Na Grécia sempre houve restrições à construção no litoral, embora exista bastante construção ilegal, desesperante agora para os responsáveis dos fundos de privatização que não conseguem pôr à venda algumas propriedades entretanto cheias de casas ilegais mesmo à beira da praia.

Conta-se que muitas destas casas surgiam mesmo antes de eleições, quando os políticos que queriam votos fechavam os olhos e permitiam que se mantivessem, obtivessem energia eléctrica através de conhecimentos, e passado algum tempo surgia uma pequena comunidade ilegal ao pé do mar. O projecto de lei que o Governo quis aprovar previa ainda que as construções ilegais pudessem ser legalizadas apenas contra o pagamento de uma multa.

Apesar das irregularidades, foram as restrições na construção que evitaram que a costa grega acabasse como as de Espanha ou Itália – e foi de Espanha que veio um aviso sobre as consequências do excessivo desenvolvimento nas zonas costeiras: o representante espanhol do WWF, Juan Carlos del Olmo, escreveu ao primeiro-ministro grego pedindo-lhe que evitasse o erro cometido por Espanha, onde 75% da costa está urbanizada ou em vias de o ser.

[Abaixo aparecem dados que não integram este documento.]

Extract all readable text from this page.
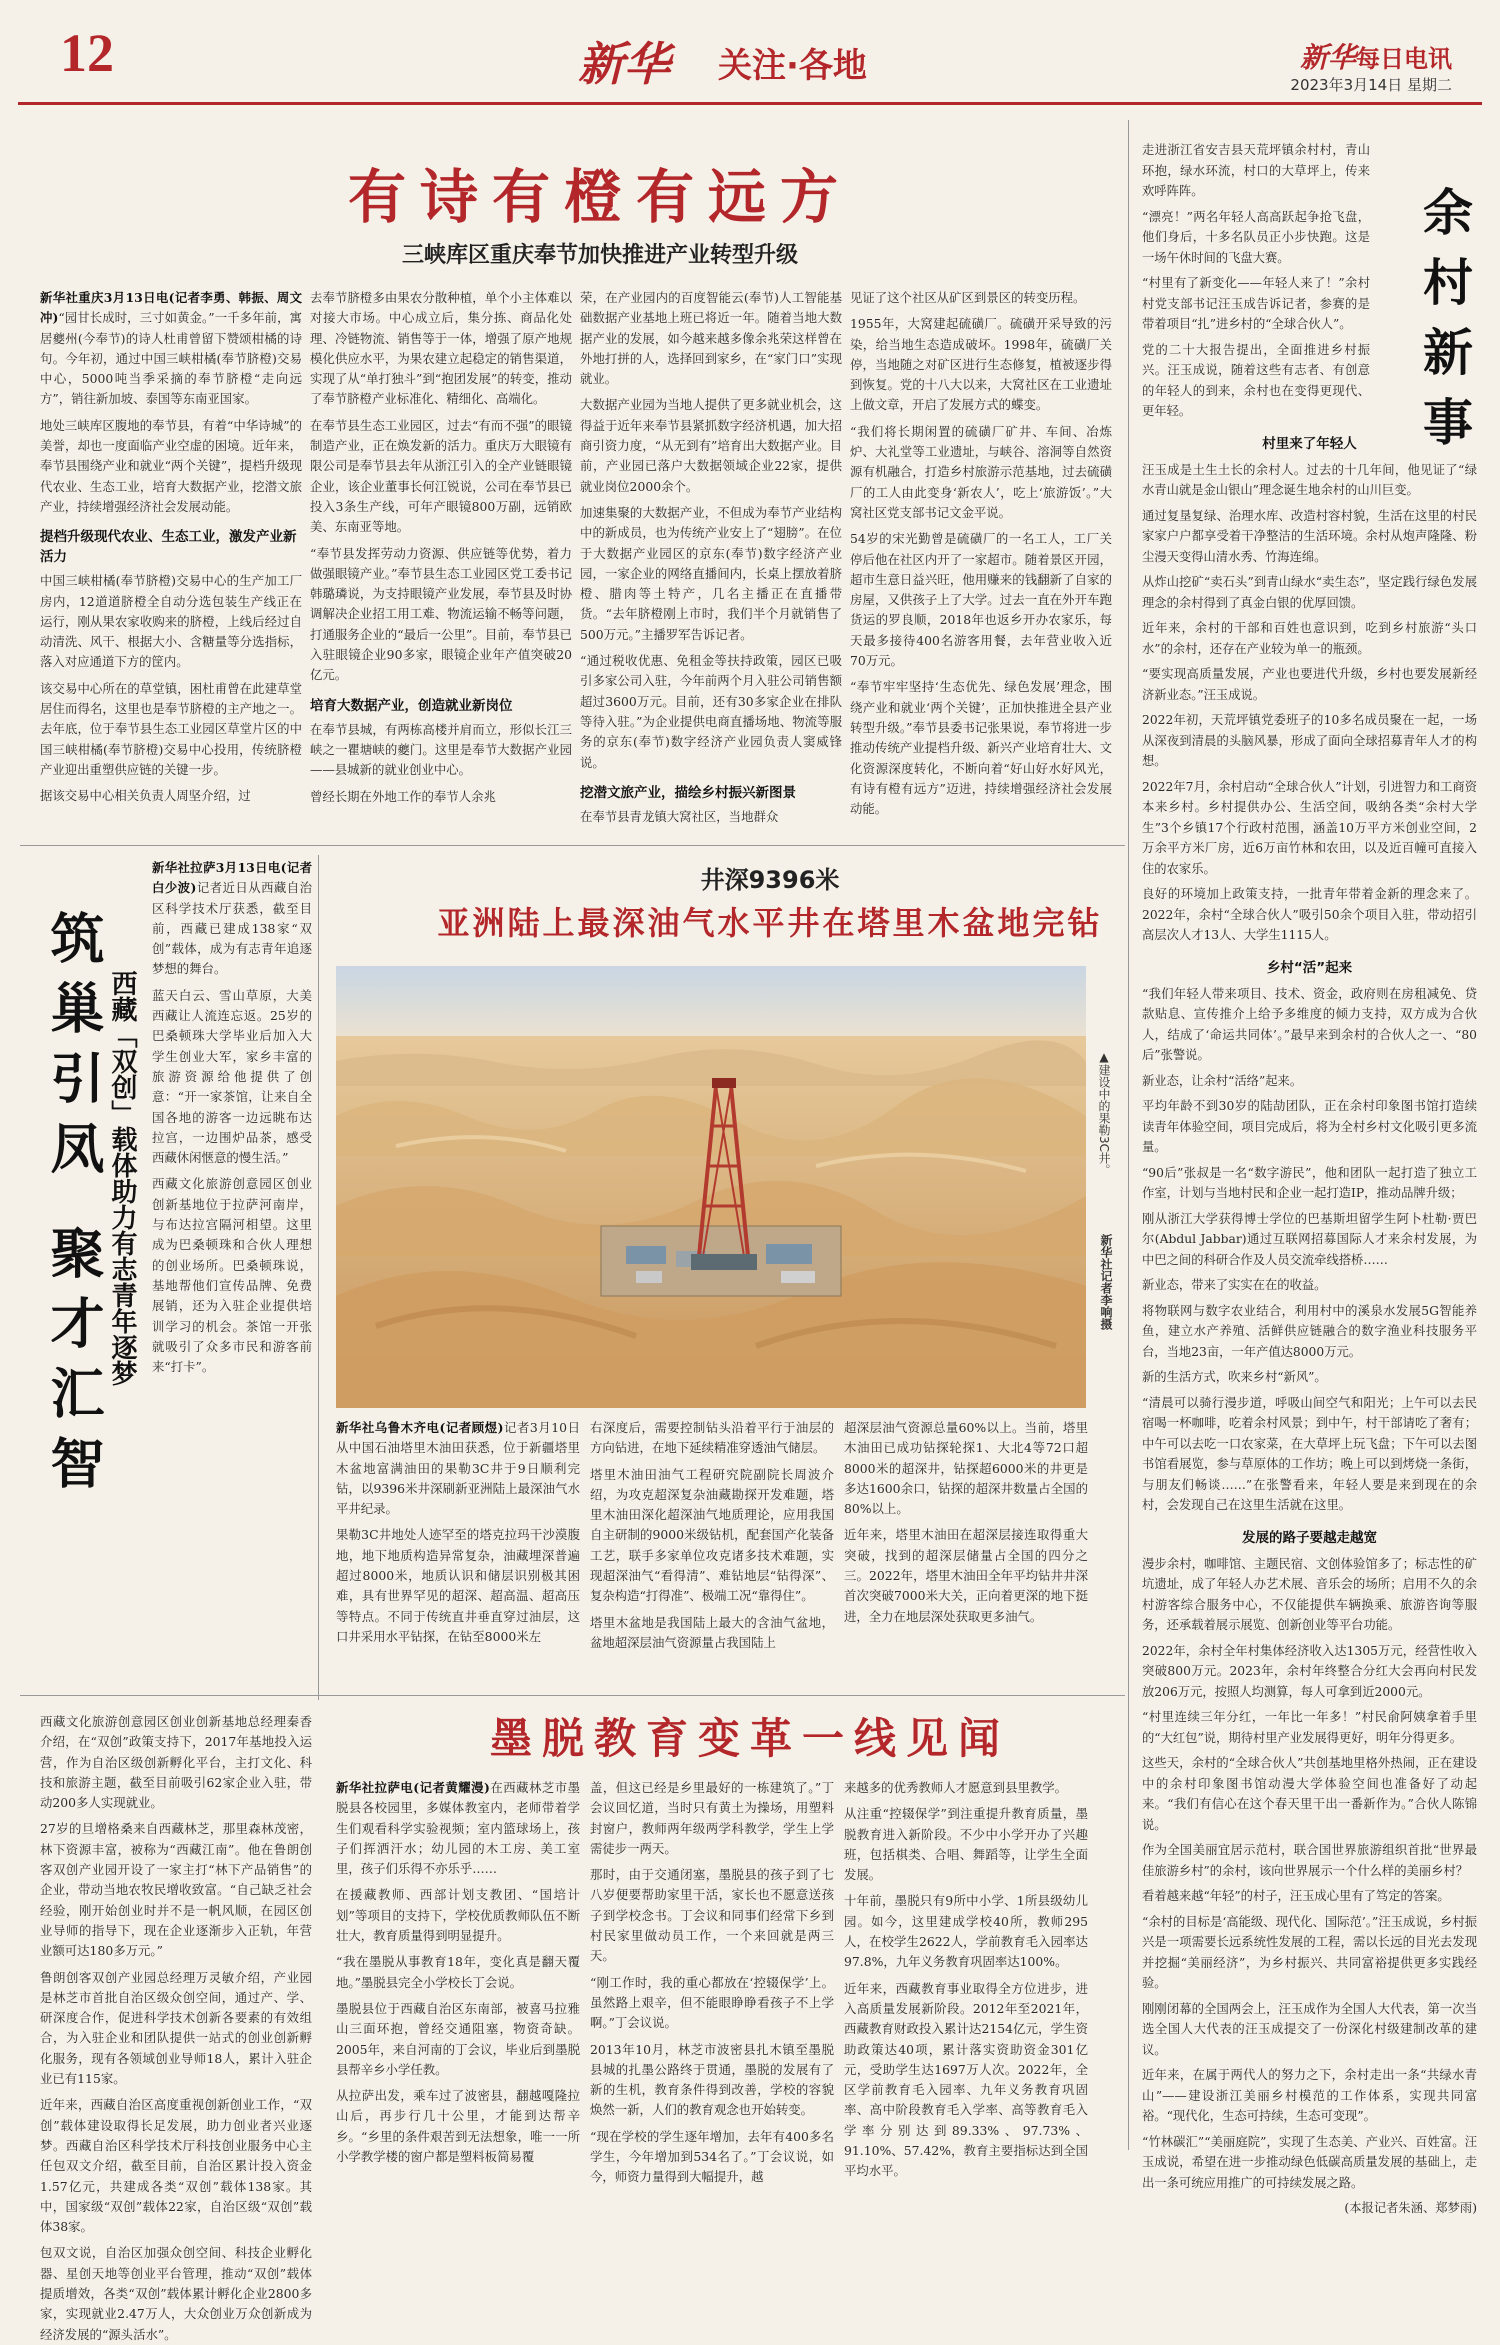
12	新华 关注·各地	新华每日电讯
2023年3月14日 星期二
有诗有橙有远方
三峡库区重庆奉节加快推进产业转型升级

新华社重庆3月13日电(记者李勇、韩振、周文冲)“园甘长成时，三寸如黄金。”一千多年前，寓居夔州(今奉节)的诗人杜甫曾留下赞颂柑橘的诗句。今年初，通过中国三峡柑橘(奉节脐橙)交易中心，5000吨当季采摘的奉节脐橙“走向远方”，销往新加坡、泰国等东南亚国家。

地处三峡库区腹地的奉节县，有着“中华诗城”的美誉，却也一度面临产业空虚的困境。近年来，奉节县围绕产业和就业“两个关键”，提档升级现代农业、生态工业，培育大数据产业，挖潜文旅产业，持续增强经济社会发展动能。

提档升级现代农业、生态工业，激发产业新活力

中国三峡柑橘(奉节脐橙)交易中心的生产加工厂房内，12道道脐橙全自动分选包装生产线正在运行，刚从果农家收购来的脐橙，上线后经过自动清洗、风干、根据大小、含糖量等分选指标，落入对应通道下方的筐内。

该交易中心所在的草堂镇，困杜甫曾在此建草堂居住而得名，这里也是奉节脐橙的主产地之一。去年底，位于奉节县生态工业园区草堂片区的中国三峡柑橘(奉节脐橙)交易中心投用，传统脐橙产业迎出重塑供应链的关键一步。

据该交易中心相关负责人周坚介绍，过

去奉节脐橙多由果农分散种植，单个小主体难以对接大市场。中心成立后，集分拣、商品化处理、冷链物流、销售等于一体，增强了原产地规模化供应水平，为果农建立起稳定的销售渠道，实现了从“单打独斗”到“抱团发展”的转变，推动了奉节脐橙产业标准化、精细化、高端化。

在奉节县生态工业园区，过去“有而不强”的眼镜制造产业，正在焕发新的活力。重庆万大眼镜有限公司是奉节县去年从浙江引入的全产业链眼镜企业，该企业董事长何江锐说，公司在奉节县已投入3条生产线，可年产眼镜800万副，远销欧美、东南亚等地。

“奉节县发挥劳动力资源、供应链等优势，着力做强眼镜产业。”奉节县生态工业园区党工委书记韩璐璘说，为支持眼镜产业发展，奉节县及时协调解决企业招工用工难、物流运输不畅等问题，打通服务企业的“最后一公里”。目前，奉节县已入驻眼镜企业90多家，眼镜企业年产值突破20亿元。

培育大数据产业，创造就业新岗位

在奉节县城，有两栋高楼并肩而立，形似长江三峡之一瞿塘峡的夔门。这里是奉节大数据产业园——县城新的就业创业中心。

曾经长期在外地工作的奉节人余兆

荣，在产业园内的百度智能云(奉节)人工智能基础数据产业基地上班已将近一年。随着当地大数据产业的发展，如今越来越多像余兆荣这样曾在外地打拼的人，选择回到家乡，在“家门口”实现就业。

大数据产业园为当地人提供了更多就业机会，这得益于近年来奉节县紧抓数字经济机遇，加大招商引资力度，“从无到有”培育出大数据产业。目前，产业园已落户大数据领域企业22家，提供就业岗位2000余个。

加速集聚的大数据产业，不但成为奉节产业结构中的新成员，也为传统产业安上了“翅膀”。在位于大数据产业园区的京东(奉节)数字经济产业园，一家企业的网络直播间内，长桌上摆放着脐橙、腊肉等土特产，几名主播正在直播带货。“去年脐橙刚上市时，我们半个月就销售了500万元。”主播罗军告诉记者。

“通过税收优惠、免租金等扶持政策，园区已吸引多家公司入驻，今年前两个月入驻公司销售额超过3600万元。目前，还有30多家企业在排队等待入驻。”为企业提供电商直播场地、物流等服务的京东(奉节)数字经济产业园负责人窦威锋说。

挖潜文旅产业，描绘乡村振兴新图景

在奉节县青龙镇大窝社区，当地群众

见证了这个社区从矿区到景区的转变历程。

1955年，大窝建起硫磺厂。硫磺开采导致的污染，给当地生态造成破坏。1998年，硫磺厂关停，当地随之对矿区进行生态修复，植被逐步得到恢复。党的十八大以来，大窝社区在工业遗址上做文章，开启了发展方式的蝶变。

“我们将长期闲置的硫磺厂矿井、车间、冶炼炉、大礼堂等工业遗址，与峡谷、溶洞等自然资源有机融合，打造乡村旅游示范基地，过去硫磺厂的工人由此变身‘新农人’，吃上‘旅游饭’。”大窝社区党支部书记文金平说。

54岁的宋光勤曾是硫磺厂的一名工人，工厂关停后他在社区内开了一家超市。随着景区开园，超市生意日益兴旺，他用赚来的钱翻新了自家的房屋，又供孩子上了大学。过去一直在外开车跑货运的罗良顺，2018年也返乡开办农家乐，每天最多接待400名游客用餐，去年营业收入近70万元。

“奉节牢牢坚持‘生态优先、绿色发展’理念，围绕产业和就业‘两个关键’，正加快推进全县产业转型升级。”奉节县委书记张果说，奉节将进一步推动传统产业提档升级、新兴产业培育壮大、文化资源深度转化，不断向着“好山好水好风光，有诗有橙有远方”迈进，持续增强经济社会发展动能。

筑巢引凤 聚才汇智 西藏「双创」载体助力有志青年逐梦

新华社拉萨3月13日电(记者白少波)记者近日从西藏自治区科学技术厅获悉，截至目前，西藏已建成138家“双创”载体，成为有志青年追逐梦想的舞台。

蓝天白云、雪山草原，大美西藏让人流连忘返。25岁的巴桑顿珠大学毕业后加入大学生创业大军，家乡丰富的旅游资源给他提供了创意：“开一家茶馆，让来自全国各地的游客一边远眺布达拉宫，一边围炉品茶，感受西藏休闲惬意的慢生活。”

西藏文化旅游创意园区创业创新基地位于拉萨河南岸，与布达拉宫隔河相望。这里成为巴桑顿珠和合伙人理想的创业场所。巴桑顿珠说，基地帮他们宣传品牌、免费展销，还为入驻企业提供培训学习的机会。茶馆一开张就吸引了众多市民和游客前来“打卡”。

西藏文化旅游创意园区创业创新基地总经理秦香介绍，在“双创”政策支持下，2017年基地投入运营，作为自治区级创新孵化平台，主打文化、科技和旅游主题，截至目前吸引62家企业入驻，带动200多人实现就业。

27岁的旦增格桑来自西藏林芝，那里森林茂密，林下资源丰富，被称为“西藏江南”。他在鲁朗创客双创产业园开设了一家主打“林下产品销售”的企业，带动当地农牧民增收致富。“自己缺乏社会经验，刚开始创业时并不是一帆风顺，在园区创业导师的指导下，现在企业逐渐步入正轨，年营业额可达180多万元。”

鲁朗创客双创产业园总经理万灵敏介绍，产业园是林芝市首批自治区级众创空间，通过产、学、研深度合作，促进科学技术创新各要素的有效组合，为入驻企业和团队提供一站式的创业创新孵化服务，现有各领域创业导师18人，累计入驻企业已有115家。

近年来，西藏自治区高度重视创新创业工作，“双创”载体建设取得长足发展，助力创业者兴业逐梦。西藏自治区科学技术厅科技创业服务中心主任包双文介绍，截至目前，自治区累计投入资金1.57亿元，共建成各类“双创”载体138家。其中，国家级“双创”载体22家，自治区级“双创”载体38家。

包双文说，自治区加强众创空间、科技企业孵化器、星创天地等创业平台管理，推动“双创”载体提质增效，各类“双创”载体累计孵化企业2800多家，实现就业2.47万人，大众创业万众创新成为经济发展的“源头活水”。

井深9396米
亚洲陆上最深油气水平井在塔里木盆地完钻
▲建设中的果勒3C井。
新华社记者李响摄

新华社乌鲁木齐电(记者顾煜)记者3月10日从中国石油塔里木油田获悉，位于新疆塔里木盆地富满油田的果勒3C井于9日顺利完钻，以9396米井深刷新亚洲陆上最深油气水平井纪录。

果勒3C井地处人迹罕至的塔克拉玛干沙漠腹地，地下地质构造异常复杂，油藏埋深普遍超过8000米，地质认识和储层识别极其困难，具有世界罕见的超深、超高温、超高压等特点。不同于传统直井垂直穿过油层，这口井采用水平钻探，在钻至8000米左

右深度后，需要控制钻头沿着平行于油层的方向钻进，在地下延续精准穿透油气储层。

塔里木油田油气工程研究院副院长周波介绍，为攻克超深复杂油藏勘探开发难题，塔里木油田深化超深油气地质理论，应用我国自主研制的9000米级钻机，配套国产化装备工艺，联手多家单位攻克诸多技术难题，实现超深油气“看得清”、难钻地层“钻得深”、复杂构造“打得准”、极端工况“靠得住”。

塔里木盆地是我国陆上最大的含油气盆地，盆地超深层油气资源量占我国陆上

超深层油气资源总量60%以上。当前，塔里木油田已成功钻探轮探1、大北4等72口超8000米的超深井，钻探超6000米的井更是多达1600余口，钻探的超深井数量占全国的80%以上。

近年来，塔里木油田在超深层接连取得重大突破，找到的超深层储量占全国的四分之三。2022年，塔里木油田全年平均钻井井深首次突破7000米大关，正向着更深的地下挺进，全力在地层深处获取更多油气。

墨脱教育变革一线见闻

新华社拉萨电(记者黄耀漫)在西藏林芝市墨脱县各校园里，多媒体教室内，老师带着学生们观看科学实验视频；室内篮球场上，孩子们挥洒汗水；幼儿园的木工房、美工室里，孩子们乐得不亦乐乎……

在援藏教师、西部计划支教团、“国培计划”等项目的支持下，学校优质教师队伍不断壮大，教育质量得到明显提升。

“我在墨脱从事教育18年，变化真是翻天覆地。”墨脱县完全小学校长丁会说。

墨脱县位于西藏自治区东南部，被喜马拉雅山三面环抱，曾经交通阻塞，物资奇缺。2005年，来自河南的丁会议，毕业后到墨脱县帮辛乡小学任教。

从拉萨出发，乘车过了波密县，翻越嘎隆拉山后，再步行几十公里，才能到达帮辛乡。“乡里的条件艰苦到无法想象，唯一一所小学教学楼的窗户都是塑料板简易覆

盖，但这已经是乡里最好的一栋建筑了。”丁会议回忆道，当时只有黄土为操场，用塑料封窗户，教师两年级两学科教学，学生上学需徒步一两天。

那时，由于交通闭塞，墨脱县的孩子到了七八岁便要帮助家里干活，家长也不愿意送孩子到学校念书。丁会议和同事们经常下乡到村民家里做动员工作，一个来回就是两三天。

“刚工作时，我的重心都放在‘控辍保学’上。虽然路上艰辛，但不能眼睁睁看孩子不上学啊。”丁会议说。

2013年10月，林芝市波密县扎木镇至墨脱县城的扎墨公路终于贯通，墨脱的发展有了新的生机，教育条件得到改善，学校的容貌焕然一新，人们的教育观念也开始转变。

“现在学校的学生逐年增加，去年有400多名学生，今年增加到534名了。”丁会议说，如今，师资力量得到大幅提升，越

来越多的优秀教师人才愿意到县里教学。

从注重“控辍保学”到注重提升教育质量，墨脱教育进入新阶段。不少中小学开办了兴趣班，包括棋类、合唱、舞蹈等，让学生全面发展。

十年前，墨脱只有9所中小学、1所县级幼儿园。如今，这里建成学校40所，教师295人，在校学生2622人，学前教育毛入园率达97.8%，九年义务教育巩固率达100%。

近年来，西藏教育事业取得全方位进步，进入高质量发展新阶段。2012年至2021年，西藏教育财政投入累计达2154亿元，学生资助政策达40项，累计落实资助资金301亿元，受助学生达1697万人次。2022年，全区学前教育毛入园率、九年义务教育巩固率、高中阶段教育毛入学率、高等教育毛入学率分别达到89.33%、97.73%、91.10%、57.42%，教育主要指标达到全国平均水平。

余村新事

走进浙江省安吉县天荒坪镇余村村，青山环抱，绿水环流，村口的大草坪上，传来欢呼阵阵。

“漂亮！”两名年轻人高高跃起争抢飞盘，他们身后，十多名队员正小步快跑。这是一场午休时间的飞盘大赛。

“村里有了新变化——年轻人来了！”余村村党支部书记汪玉成告诉记者，参赛的是带着项目“扎”进乡村的“全球合伙人”。

党的二十大报告提出，全面推进乡村振兴。汪玉成说，随着这些有志者、有创意的年轻人的到来，余村也在变得更现代、更年轻。

村里来了年轻人

汪玉成是土生土长的余村人。过去的十几年间，他见证了“绿水青山就是金山银山”理念诞生地余村的山川巨变。

通过复垦复绿、治理水库、改造村容村貌，生活在这里的村民家家户户都享受着干净整洁的生活环境。余村从炮声隆隆、粉尘漫天变得山清水秀、竹海连绵。

从炸山挖矿“卖石头”到青山绿水“卖生态”，坚定践行绿色发展理念的余村得到了真金白银的优厚回馈。

近年来，余村的干部和百姓也意识到，吃到乡村旅游“头口水”的余村，还存在产业较为单一的瓶颈。

“要实现高质量发展，产业也要进代升级，乡村也要发展新经济新业态。”汪玉成说。

2022年初，天荒坪镇党委班子的10多名成员聚在一起，一场从深夜到清晨的头脑风暴，形成了面向全球招募青年人才的构想。

2022年7月，余村启动“全球合伙人”计划，引进智力和工商资本来乡村。乡村提供办公、生活空间，吸纳各类“余村大学生”3个乡镇17个行政村范围，涵盖10万平方米创业空间，2万余平方米厂房，近6万亩竹林和农田，以及近百幢可直接入住的农家乐。

良好的环境加上政策支持，一批青年带着金新的理念来了。2022年，余村“全球合伙人”吸引50余个项目入驻，带动招引高层次人才13人、大学生1115人。

乡村“活”起来

“我们年轻人带来项目、技术、资金，政府则在房租减免、贷款贴息、宣传推介上给予多维度的倾力支持，双方成为合伙人，结成了‘命运共同体’。”最早来到余村的合伙人之一、“80后”张警说。

新业态，让余村“活络”起来。

平均年龄不到30岁的陆劼团队，正在余村印象图书馆打造续读青年体验空间，项目完成后，将为全村乡村文化吸引更多流量。

“90后”张叔是一名“数字游民”，他和团队一起打造了独立工作室，计划与当地村民和企业一起打造IP，推动品牌升级；

刚从浙江大学获得博士学位的巴基斯坦留学生阿卜杜勒·贾巴尔(Abdul Jabbar)通过互联网招募国际人才来余村发展，为中巴之间的科研合作及人员交流牵线搭桥……

新业态，带来了实实在在的收益。

将物联网与数字农业结合，利用村中的溪泉水发展5G智能养鱼，建立水产养殖、活鲜供应链融合的数字渔业科技服务平台，当地23亩，一年产值达8000万元。

新的生活方式，吹来乡村“新风”。

“清晨可以骑行漫步道，呼吸山间空气和阳光；上午可以去民宿喝一杯咖啡，吃着余村风景；到中午，村干部请吃了奢有；中午可以去吃一口农家菜，在大草坪上玩飞盘；下午可以去图书馆看展览，参与草原体的工作坊；晚上可以到烤烧一条街，与朋友们畅谈……”在张警看来，年轻人要是来到现在的余村，会发现自己在这里生活就在这里。

发展的路子要越走越宽

漫步余村，咖啡馆、主题民宿、文创体验馆多了；标志性的矿坑遗址，成了年轻人办艺术展、音乐会的场所；启用不久的余村游客综合服务中心，不仅能提供车辆换乘、旅游咨询等服务，还承载着展示展览、创新创业等平台功能。

2022年，余村全年村集体经济收入达1305万元，经营性收入突破800万元。2023年，余村年终整合分红大会再向村民发放206万元，按照人均测算，每人可拿到近2000元。

“村里连续三年分红，一年比一年多！”村民俞阿姨拿着手里的“大红包”说，期待村里产业发展得更好，明年分得更多。

这些天，余村的“全球合伙人”共创基地里格外热闹，正在建设中的余村印象图书馆动漫大学体验空间也准备好了动起来。“我们有信心在这个春天里干出一番新作为。”合伙人陈锦说。

作为全国美丽宜居示范村，联合国世界旅游组织首批“世界最佳旅游乡村”的余村，该向世界展示一个什么样的美丽乡村？

看着越来越“年轻”的村子，汪玉成心里有了笃定的答案。

“余村的目标是‘高能级、现代化、国际范’。”汪玉成说，乡村振兴是一项需要长远系统性发展的工程，需以长远的目光去发现并挖掘“美丽经济”，为乡村振兴、共同富裕提供更多实践经验。

刚刚闭幕的全国两会上，汪玉成作为全国人大代表，第一次当选全国人大代表的汪玉成提交了一份深化村级建制改革的建议。

近年来，在属于两代人的努力之下，余村走出一条“共绿水青山”——建设浙江美丽乡村模范的工作体系，实现共同富裕。“现代化，生态可持续，生态可变现”。

“竹林碳汇”“美丽庭院”，实现了生态美、产业兴、百姓富。汪玉成说，希望在进一步推动绿色低碳高质量发展的基础上，走出一条可统应用推广的可持续发展之路。

(本报记者朱涵、郑梦雨)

O turismo é cada vez mais visto na Grécia como uma bóia de salvação da economia em crise, com o país de 10 milhões de habitantes à espera de 18,5 milhões de estrangeiros este ano, o que será um recorde. Mas o turismo não precisa de grandes complexos nem de praias privadas, argumentam os que se opõem a estas medidas. Até pelo contrário. Em Rhodes e Creta, o “desenvolvimento intenso está a ameaçar o próprio turismo, já que o capital natural é parte do produto turístico”, argumenta Juan Carlos del Olmo. Creta, que é famosa por produtos agrícolas de sabor excepcional, terá também a qualidade do solo ameaçada.

As praias e as zonas turísticas são apenas uma das batalhas dos gregos contra as privatizações – estão à venda 38 aeroportos, 12 portos, a companhia de electricidade, do gás, caminhos-de-ferro, uma petrolífera, auto-estradas, etc. A troika de credores estabeleceu uma meta de 1,5 mil milhões de euros que a Grécia deve conseguir através de privatizações em 2014 (baixando muito o objectivo inicial que era de 3,5 mil milhões).

Até agora, os protestos populares (e um referendo em que o “não” venceu com 98%) impediram apenas uma privatização: a da empresa de águas Eyath, de Salónica.